O meu bisavô, Domingos Freitas ou Fraga (usava os dois nomes) foi o primeiro a ir para os Estados Unidos. Ele deixou a família no Corvo nadando até a umas rochas e sendo apanhado por um navio baleeiro americano. Navegou por todo o mundo durante três anos e acabou por ficar em São Francisco. Usou o dinheiro que tinha ganho para comprar uma quinta em Santa Rosa, Califórnia. Depois de casar e constituir família foi para a ilha de onde era natural a mulher, São Jorge e ficou lá. Pode ver que tenho uma ligação com tantas ilhas… A minha avó, quando foi para a América, trabalhou com crianças. Ela e o meu avô, enquanto ele esteve cá, trabalharam em programas de rádio numa emissora portuguesa e escreveram para jornais portugueses. Um tio meu trabalhou muitos anos numa emissora portuguesa em Los Banos, na Califórnia, e outro dirigiu um jornal português na Nova Inglaterra. A minha mãe e tias sempre estiveram envolvidas na comunidade portuguesa.

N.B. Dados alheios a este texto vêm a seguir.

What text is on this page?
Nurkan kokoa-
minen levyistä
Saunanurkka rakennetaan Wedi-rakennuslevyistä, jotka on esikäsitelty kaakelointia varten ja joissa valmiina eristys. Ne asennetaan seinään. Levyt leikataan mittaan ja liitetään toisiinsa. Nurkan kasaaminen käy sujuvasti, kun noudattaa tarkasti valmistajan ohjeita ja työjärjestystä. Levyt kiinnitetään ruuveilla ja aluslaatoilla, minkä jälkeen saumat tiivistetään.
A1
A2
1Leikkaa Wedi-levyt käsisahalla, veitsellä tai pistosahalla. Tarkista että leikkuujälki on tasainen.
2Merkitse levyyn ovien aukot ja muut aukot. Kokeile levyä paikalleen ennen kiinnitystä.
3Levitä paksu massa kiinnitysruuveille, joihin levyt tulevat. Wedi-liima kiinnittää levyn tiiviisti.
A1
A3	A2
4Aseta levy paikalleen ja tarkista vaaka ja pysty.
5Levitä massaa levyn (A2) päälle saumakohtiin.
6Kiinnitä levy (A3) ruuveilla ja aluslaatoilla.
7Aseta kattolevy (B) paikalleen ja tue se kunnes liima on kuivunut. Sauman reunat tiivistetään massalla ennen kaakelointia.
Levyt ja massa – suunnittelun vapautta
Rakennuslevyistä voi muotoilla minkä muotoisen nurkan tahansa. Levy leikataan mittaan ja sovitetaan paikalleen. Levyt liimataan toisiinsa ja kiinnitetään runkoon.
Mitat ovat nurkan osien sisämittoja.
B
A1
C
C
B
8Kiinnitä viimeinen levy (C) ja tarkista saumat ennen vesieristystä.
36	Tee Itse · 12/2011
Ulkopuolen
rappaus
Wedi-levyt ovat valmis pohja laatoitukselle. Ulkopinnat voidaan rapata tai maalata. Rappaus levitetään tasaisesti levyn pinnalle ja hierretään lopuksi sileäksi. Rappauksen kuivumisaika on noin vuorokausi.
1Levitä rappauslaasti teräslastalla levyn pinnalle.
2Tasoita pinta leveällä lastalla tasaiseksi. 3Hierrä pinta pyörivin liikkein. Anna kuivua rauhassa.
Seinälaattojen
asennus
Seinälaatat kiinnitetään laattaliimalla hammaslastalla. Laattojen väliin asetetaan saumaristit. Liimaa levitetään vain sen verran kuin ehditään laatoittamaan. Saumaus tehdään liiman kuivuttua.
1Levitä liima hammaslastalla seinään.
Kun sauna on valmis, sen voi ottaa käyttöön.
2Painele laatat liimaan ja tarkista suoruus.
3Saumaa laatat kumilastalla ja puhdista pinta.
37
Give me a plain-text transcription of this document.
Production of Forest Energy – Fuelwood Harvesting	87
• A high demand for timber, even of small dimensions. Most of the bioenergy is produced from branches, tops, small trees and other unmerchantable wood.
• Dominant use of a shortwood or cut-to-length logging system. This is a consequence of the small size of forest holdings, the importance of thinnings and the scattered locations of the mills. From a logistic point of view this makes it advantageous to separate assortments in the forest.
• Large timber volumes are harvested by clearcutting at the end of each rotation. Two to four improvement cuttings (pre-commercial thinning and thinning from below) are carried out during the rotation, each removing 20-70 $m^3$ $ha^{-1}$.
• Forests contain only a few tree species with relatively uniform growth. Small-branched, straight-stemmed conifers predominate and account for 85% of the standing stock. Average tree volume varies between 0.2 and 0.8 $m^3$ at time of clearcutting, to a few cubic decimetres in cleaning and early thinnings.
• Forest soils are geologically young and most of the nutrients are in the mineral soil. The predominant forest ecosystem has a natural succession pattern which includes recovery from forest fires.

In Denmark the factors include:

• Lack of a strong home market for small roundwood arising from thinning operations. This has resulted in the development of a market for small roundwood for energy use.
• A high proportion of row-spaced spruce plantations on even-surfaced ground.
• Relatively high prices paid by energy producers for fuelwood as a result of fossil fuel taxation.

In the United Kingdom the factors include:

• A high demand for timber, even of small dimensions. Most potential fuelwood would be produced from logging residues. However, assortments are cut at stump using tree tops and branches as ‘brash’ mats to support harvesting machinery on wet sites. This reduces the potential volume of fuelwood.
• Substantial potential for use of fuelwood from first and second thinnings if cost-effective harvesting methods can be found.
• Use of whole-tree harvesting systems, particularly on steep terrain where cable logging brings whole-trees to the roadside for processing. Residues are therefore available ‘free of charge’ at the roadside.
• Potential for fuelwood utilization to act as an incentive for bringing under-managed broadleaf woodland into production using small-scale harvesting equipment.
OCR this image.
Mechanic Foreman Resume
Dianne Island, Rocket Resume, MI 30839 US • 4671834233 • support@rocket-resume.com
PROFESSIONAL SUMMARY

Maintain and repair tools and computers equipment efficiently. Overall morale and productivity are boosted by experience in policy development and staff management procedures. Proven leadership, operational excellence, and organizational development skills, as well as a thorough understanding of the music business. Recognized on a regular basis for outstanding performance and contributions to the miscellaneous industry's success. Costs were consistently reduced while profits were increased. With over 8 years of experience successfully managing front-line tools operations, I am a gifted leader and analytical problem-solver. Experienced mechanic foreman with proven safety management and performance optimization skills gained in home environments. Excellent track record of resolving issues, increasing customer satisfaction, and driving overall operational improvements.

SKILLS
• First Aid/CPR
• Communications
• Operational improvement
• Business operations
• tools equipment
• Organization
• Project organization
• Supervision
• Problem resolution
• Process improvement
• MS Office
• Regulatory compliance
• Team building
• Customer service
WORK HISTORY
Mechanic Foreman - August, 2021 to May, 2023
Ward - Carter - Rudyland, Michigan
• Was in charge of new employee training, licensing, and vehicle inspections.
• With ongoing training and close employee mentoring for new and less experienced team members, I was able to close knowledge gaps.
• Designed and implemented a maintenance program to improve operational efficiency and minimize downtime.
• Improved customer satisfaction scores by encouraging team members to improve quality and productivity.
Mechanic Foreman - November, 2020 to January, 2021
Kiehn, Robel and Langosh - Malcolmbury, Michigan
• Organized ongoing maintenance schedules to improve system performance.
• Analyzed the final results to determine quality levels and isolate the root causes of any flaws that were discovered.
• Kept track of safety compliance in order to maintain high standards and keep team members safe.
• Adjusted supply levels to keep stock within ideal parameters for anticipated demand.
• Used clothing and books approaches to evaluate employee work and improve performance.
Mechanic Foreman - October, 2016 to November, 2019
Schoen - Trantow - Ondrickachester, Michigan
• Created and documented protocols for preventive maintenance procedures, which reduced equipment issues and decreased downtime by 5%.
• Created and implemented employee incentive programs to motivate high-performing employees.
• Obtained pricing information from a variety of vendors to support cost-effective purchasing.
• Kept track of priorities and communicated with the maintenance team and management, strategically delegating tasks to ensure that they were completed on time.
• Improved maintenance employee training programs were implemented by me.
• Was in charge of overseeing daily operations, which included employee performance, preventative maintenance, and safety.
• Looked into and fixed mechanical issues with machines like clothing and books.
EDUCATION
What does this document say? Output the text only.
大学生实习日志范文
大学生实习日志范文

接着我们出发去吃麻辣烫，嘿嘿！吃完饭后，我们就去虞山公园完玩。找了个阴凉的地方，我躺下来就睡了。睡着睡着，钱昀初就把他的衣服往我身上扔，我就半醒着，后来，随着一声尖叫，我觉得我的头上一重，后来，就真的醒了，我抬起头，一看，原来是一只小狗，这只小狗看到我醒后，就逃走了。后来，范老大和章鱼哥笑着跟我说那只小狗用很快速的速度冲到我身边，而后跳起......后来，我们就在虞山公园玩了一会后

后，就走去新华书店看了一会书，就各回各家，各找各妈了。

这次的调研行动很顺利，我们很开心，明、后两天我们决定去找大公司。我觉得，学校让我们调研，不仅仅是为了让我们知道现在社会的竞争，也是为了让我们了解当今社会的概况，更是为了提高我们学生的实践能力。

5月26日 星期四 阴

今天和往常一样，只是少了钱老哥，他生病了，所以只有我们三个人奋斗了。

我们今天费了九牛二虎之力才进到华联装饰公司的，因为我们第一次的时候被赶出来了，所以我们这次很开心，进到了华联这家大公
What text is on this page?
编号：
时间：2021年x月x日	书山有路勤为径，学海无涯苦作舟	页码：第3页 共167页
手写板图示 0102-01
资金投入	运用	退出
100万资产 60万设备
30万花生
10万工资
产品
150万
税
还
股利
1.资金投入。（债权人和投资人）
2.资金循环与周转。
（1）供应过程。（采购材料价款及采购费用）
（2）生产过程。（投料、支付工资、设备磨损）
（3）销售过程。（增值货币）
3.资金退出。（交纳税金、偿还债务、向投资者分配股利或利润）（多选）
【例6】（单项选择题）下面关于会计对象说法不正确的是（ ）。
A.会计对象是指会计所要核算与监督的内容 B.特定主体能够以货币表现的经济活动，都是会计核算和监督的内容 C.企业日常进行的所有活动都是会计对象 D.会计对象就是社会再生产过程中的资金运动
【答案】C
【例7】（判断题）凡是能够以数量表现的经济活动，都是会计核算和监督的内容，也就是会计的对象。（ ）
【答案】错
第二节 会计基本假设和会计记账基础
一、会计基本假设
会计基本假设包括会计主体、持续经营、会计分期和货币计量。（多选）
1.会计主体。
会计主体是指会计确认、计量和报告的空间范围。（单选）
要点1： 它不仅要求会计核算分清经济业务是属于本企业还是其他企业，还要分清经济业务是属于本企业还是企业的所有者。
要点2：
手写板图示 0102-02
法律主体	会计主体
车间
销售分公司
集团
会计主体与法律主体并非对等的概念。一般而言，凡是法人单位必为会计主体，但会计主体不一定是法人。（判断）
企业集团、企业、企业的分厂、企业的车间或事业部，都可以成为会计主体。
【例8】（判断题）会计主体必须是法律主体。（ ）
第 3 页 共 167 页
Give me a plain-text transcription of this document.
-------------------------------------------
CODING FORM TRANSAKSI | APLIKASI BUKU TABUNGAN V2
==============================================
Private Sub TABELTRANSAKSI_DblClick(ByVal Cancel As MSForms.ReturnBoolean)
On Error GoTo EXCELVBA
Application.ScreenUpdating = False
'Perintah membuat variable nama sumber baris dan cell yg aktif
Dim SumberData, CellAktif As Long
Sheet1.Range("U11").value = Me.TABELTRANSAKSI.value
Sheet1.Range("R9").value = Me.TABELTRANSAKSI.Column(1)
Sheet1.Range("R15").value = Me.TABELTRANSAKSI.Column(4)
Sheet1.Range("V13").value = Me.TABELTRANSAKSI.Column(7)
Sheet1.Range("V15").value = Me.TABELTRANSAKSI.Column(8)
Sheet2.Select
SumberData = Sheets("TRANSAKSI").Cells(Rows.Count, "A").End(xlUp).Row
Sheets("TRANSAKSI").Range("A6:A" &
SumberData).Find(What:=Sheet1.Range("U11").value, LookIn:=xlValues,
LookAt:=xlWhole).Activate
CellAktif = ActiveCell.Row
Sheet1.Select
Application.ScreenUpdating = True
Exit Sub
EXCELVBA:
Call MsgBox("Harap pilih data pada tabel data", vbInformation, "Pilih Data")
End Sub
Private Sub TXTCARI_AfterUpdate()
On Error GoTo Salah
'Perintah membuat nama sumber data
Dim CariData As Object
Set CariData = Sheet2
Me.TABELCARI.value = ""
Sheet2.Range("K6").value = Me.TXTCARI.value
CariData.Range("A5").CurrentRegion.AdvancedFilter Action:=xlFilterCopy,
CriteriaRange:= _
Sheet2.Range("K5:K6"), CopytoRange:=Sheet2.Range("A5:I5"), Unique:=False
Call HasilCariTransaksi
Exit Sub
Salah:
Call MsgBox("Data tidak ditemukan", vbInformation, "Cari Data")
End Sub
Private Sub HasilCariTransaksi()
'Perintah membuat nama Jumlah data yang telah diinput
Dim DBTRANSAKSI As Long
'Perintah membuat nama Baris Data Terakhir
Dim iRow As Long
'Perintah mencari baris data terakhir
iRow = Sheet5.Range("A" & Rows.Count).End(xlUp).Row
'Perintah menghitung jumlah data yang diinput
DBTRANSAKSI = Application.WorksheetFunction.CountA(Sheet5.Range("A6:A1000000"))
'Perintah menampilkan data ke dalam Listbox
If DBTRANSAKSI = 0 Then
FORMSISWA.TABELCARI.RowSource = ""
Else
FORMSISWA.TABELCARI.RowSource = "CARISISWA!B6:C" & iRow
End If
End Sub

Para quem escreveu este livro?
Escrevi este livro para as ilhas e para Portugal, com a sua história singular e fascinante. Passei a minha vida toda a tentar responder à pergunta: “O que são os Açores?”. Pensei que o meu romance os pudesse tornar mais reais para que outros os descubram. Acha que os americanos com raízes açorianos conhecem o arquipélago ou há muito desconhecimento?Acho que muitos não conhecem as ilhas ou as suas raízes. Algumas pessoas podem ler o livro e pensar que não passa da obsessão do escritor com a sua família, mas estão erradas. A história da minha família é a história da família de todos os açorianos, todos os portugueses. Todos os portugueses são primos e todos são filhos do Rei Dom Dinis. É isso que penso. A minha família é das classes altas e baixas, tem pobres e ricos, e as ligações com Pedro Álvares Cabral e Afonso Albuquerque, Vasco da Gama ou Colombo não são apenas dela- essa história é de toda a gente.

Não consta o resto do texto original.